It is worth emphasizing here that all the ideas of X, Moonshot Factory arouse great interest, because it is a semi-secret research and development center established by Google in January 2010. In short, everything that happens there is shrouded in mystery, which gives the impression of working on very important projects - and the company does not correct us by ensuring that it works on ideas on a large scale, using technological innovations for this purpose. Its newest child is Mineral, an electric vehicle that is to be used in sustainable agriculture.
It is to use the latest software and hardware applications so that farmers can afford more diversified sowing. Most of them focus on one type of plant, because it is easier to look after the crops, and specialization in one species also allows for faster response to emerging problems. On the other top technology guides if we focus mainly on rice, wheat and corn, they become more susceptible to pests, disease and climate change, and degrade soil quality and the diversity of its microbiome. In short, it has little to do with sustainable farming, so Team X decided to do something about it.
His answer is the so-called computational agriculture, i.e. relying on advanced equipment, software and sensors that will allow farmers to use all 30,000 edible species available on our planet, while selecting plants appropriately for the prevailing climate, which in turn will improve their resistance to certain conditions and reduce the amount of used fertilizers, chemicals and water. The starting point was to gather information about soil, historical crops and weather at various locations, then a prototype of an electric vehicle was developed that monitored how the plants were grown under these different conditions, and eventually sent to California strawberry and soybean fields in Illinois.
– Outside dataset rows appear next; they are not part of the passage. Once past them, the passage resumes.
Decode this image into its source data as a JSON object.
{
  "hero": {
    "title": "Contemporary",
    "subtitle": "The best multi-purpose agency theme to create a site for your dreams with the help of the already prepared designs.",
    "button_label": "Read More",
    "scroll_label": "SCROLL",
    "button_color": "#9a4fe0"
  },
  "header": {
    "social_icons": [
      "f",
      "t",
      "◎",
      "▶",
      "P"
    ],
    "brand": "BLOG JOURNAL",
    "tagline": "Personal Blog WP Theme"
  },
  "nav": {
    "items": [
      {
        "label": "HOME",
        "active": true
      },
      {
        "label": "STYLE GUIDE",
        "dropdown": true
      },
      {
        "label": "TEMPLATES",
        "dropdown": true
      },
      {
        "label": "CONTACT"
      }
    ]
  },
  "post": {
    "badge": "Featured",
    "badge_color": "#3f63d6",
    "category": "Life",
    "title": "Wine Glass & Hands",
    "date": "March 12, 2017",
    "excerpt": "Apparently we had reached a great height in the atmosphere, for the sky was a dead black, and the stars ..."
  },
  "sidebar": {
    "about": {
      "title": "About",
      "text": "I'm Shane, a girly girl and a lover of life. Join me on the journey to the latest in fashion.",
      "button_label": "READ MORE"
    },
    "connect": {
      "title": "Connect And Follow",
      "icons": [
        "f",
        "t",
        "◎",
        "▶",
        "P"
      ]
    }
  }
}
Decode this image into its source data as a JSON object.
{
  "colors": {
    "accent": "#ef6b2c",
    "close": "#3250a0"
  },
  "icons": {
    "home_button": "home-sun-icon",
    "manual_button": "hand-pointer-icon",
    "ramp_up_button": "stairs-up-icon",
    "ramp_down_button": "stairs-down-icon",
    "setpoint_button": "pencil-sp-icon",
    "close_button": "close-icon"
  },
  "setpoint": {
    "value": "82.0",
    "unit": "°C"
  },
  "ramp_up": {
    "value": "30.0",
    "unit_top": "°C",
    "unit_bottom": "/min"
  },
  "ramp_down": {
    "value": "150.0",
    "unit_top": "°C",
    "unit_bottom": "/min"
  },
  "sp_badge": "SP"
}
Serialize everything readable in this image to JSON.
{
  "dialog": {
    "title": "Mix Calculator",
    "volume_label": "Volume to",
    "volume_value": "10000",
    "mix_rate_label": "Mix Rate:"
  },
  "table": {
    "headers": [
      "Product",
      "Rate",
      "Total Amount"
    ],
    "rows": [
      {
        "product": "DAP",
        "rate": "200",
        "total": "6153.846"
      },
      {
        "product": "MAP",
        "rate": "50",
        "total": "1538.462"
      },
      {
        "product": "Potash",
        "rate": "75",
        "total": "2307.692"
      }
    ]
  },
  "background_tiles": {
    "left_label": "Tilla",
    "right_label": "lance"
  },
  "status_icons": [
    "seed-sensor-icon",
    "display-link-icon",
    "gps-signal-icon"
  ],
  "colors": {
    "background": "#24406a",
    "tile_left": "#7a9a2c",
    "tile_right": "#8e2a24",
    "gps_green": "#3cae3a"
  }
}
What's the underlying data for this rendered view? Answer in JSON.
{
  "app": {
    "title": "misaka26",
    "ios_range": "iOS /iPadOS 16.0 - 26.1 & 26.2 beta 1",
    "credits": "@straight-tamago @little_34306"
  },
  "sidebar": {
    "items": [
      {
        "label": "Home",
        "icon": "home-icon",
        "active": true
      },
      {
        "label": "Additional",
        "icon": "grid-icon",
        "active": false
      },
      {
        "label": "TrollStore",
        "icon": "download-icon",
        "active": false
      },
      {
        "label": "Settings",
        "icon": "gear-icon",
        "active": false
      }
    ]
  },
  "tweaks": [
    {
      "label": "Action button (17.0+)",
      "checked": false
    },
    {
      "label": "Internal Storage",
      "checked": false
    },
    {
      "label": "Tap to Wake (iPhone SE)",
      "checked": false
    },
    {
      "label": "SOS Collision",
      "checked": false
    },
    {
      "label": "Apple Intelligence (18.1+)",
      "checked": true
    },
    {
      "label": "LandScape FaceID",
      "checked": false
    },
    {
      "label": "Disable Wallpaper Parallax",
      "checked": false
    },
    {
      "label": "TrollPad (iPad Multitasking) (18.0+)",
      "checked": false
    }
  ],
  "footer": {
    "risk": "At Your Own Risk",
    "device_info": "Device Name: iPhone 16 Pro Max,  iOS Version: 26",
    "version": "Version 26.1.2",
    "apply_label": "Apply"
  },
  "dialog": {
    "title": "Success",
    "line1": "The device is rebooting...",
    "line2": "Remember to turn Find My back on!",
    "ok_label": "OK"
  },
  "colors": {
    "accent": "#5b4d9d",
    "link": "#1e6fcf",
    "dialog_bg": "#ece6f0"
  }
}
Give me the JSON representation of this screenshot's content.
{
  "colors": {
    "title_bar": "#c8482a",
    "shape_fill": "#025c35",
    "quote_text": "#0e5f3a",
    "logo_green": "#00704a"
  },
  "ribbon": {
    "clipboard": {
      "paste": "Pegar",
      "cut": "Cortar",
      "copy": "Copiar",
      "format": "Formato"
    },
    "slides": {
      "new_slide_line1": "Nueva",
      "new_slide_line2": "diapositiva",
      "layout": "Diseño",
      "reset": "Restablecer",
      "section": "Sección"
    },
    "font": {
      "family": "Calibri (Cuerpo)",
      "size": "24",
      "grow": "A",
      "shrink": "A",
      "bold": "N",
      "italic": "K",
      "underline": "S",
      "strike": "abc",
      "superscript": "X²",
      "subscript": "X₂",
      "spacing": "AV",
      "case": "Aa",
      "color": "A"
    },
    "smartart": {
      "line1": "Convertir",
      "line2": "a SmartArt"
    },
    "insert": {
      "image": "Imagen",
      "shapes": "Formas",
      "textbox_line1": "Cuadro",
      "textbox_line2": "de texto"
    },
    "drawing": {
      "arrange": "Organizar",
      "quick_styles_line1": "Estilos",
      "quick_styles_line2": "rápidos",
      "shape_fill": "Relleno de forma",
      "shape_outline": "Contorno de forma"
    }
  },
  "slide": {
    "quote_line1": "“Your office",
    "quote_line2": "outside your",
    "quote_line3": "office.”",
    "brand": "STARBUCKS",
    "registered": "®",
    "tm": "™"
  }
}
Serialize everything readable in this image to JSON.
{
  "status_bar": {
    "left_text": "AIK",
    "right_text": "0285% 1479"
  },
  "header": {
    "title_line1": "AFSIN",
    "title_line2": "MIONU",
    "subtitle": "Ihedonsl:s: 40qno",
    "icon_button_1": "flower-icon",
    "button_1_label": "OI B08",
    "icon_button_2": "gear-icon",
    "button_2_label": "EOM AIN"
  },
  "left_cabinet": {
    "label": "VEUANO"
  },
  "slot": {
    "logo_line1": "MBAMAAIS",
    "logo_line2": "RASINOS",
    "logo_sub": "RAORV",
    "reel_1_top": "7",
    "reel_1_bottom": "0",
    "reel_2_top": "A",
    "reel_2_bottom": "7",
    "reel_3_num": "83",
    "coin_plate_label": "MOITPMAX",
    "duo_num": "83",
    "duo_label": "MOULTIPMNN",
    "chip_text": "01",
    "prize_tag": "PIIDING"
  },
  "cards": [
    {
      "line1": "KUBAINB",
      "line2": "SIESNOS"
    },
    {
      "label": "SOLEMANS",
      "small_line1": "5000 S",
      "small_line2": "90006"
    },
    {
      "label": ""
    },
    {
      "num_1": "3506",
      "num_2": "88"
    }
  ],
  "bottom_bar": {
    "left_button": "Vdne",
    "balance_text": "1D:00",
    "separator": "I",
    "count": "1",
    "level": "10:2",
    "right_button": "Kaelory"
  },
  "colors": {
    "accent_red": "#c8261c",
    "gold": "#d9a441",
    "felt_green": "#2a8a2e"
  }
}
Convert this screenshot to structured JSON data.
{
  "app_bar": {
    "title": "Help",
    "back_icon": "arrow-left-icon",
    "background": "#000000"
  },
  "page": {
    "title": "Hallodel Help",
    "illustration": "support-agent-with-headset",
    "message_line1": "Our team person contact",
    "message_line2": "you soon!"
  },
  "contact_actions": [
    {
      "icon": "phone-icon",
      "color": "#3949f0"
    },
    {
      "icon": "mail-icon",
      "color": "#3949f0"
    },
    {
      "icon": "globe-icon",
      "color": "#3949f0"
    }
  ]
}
Mineral uses GPS to pinpoint the exact location of each plant, and then cameras and sensors collect the necessary information about its condition. This allows the vehicle to inspect plants such as melons, lettuce, oats and barley, offering detailed data on leaf and fruit size, plant height or grain quantity. These are still compiled with weather and soil data and satellite imagery, and machine learning is also involved, which creates certain identification patterns of plant growth under specific conditions, allowing farmers to better predict certain phenomena and, as a result, significantly improve the performance of their fields.